5) Where would the money, to fund fiscal stimulus and to spend on infrastructure, come from? With budget deficit and rising national debt it is not going to be easy to execute on everything that has been talked about by the new President. Not to mention if a huge part of the infrastructure budget is spent on building the much talked about ‘Wall’.
6) In other words, It is going to be extremely difficult to deliver on every promise that the new President has made.
7) It remains to be seen what our foreign policy and diplomatic relations are going to look like over the next few years. Any failure of diplomatic relations with countries like China or Russia could have serious consequences.

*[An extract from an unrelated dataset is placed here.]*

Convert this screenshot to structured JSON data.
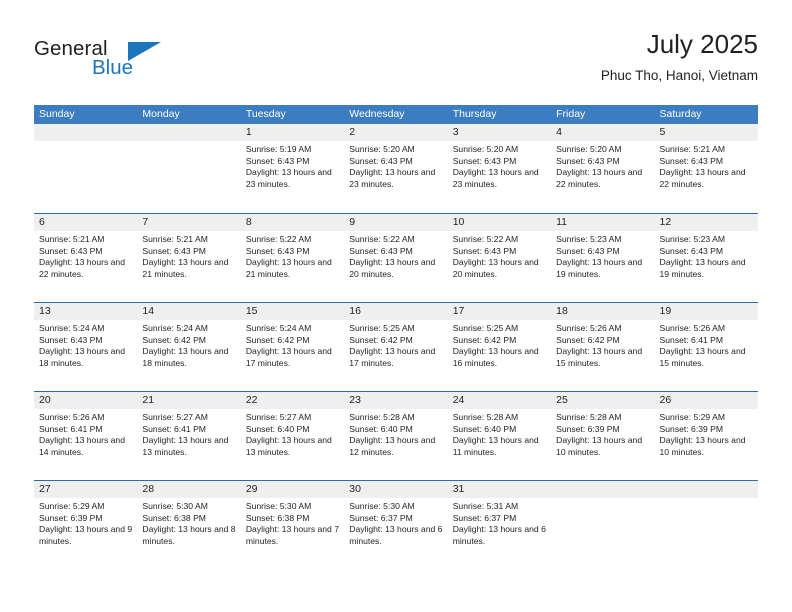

Portfolio Management: Finally, here are my thoughts about what this means for portfolio management:
1) As always, diversify but smart diversification is the key. There is no need to be in a lot of asset classes just for the sake of asset allocation and diversification.
2) Strategically allocate to the right asset classes.
3) Allocating to bonds is necessary for income generation and portfolio volatility. However, allocate to the right kind of bonds. I would not eliminate bonds from the portfolio.
4) Do not over commit to any particular asset class or classes.
5) Utilizing high conviction individual securities could help the portfolio in the long term.
6) Remember we are at historically high levels in the equities markets. Therefore, I realize that switching from Bonds to Equities entails substantial systematic risk due to cyclical market correction or downturn.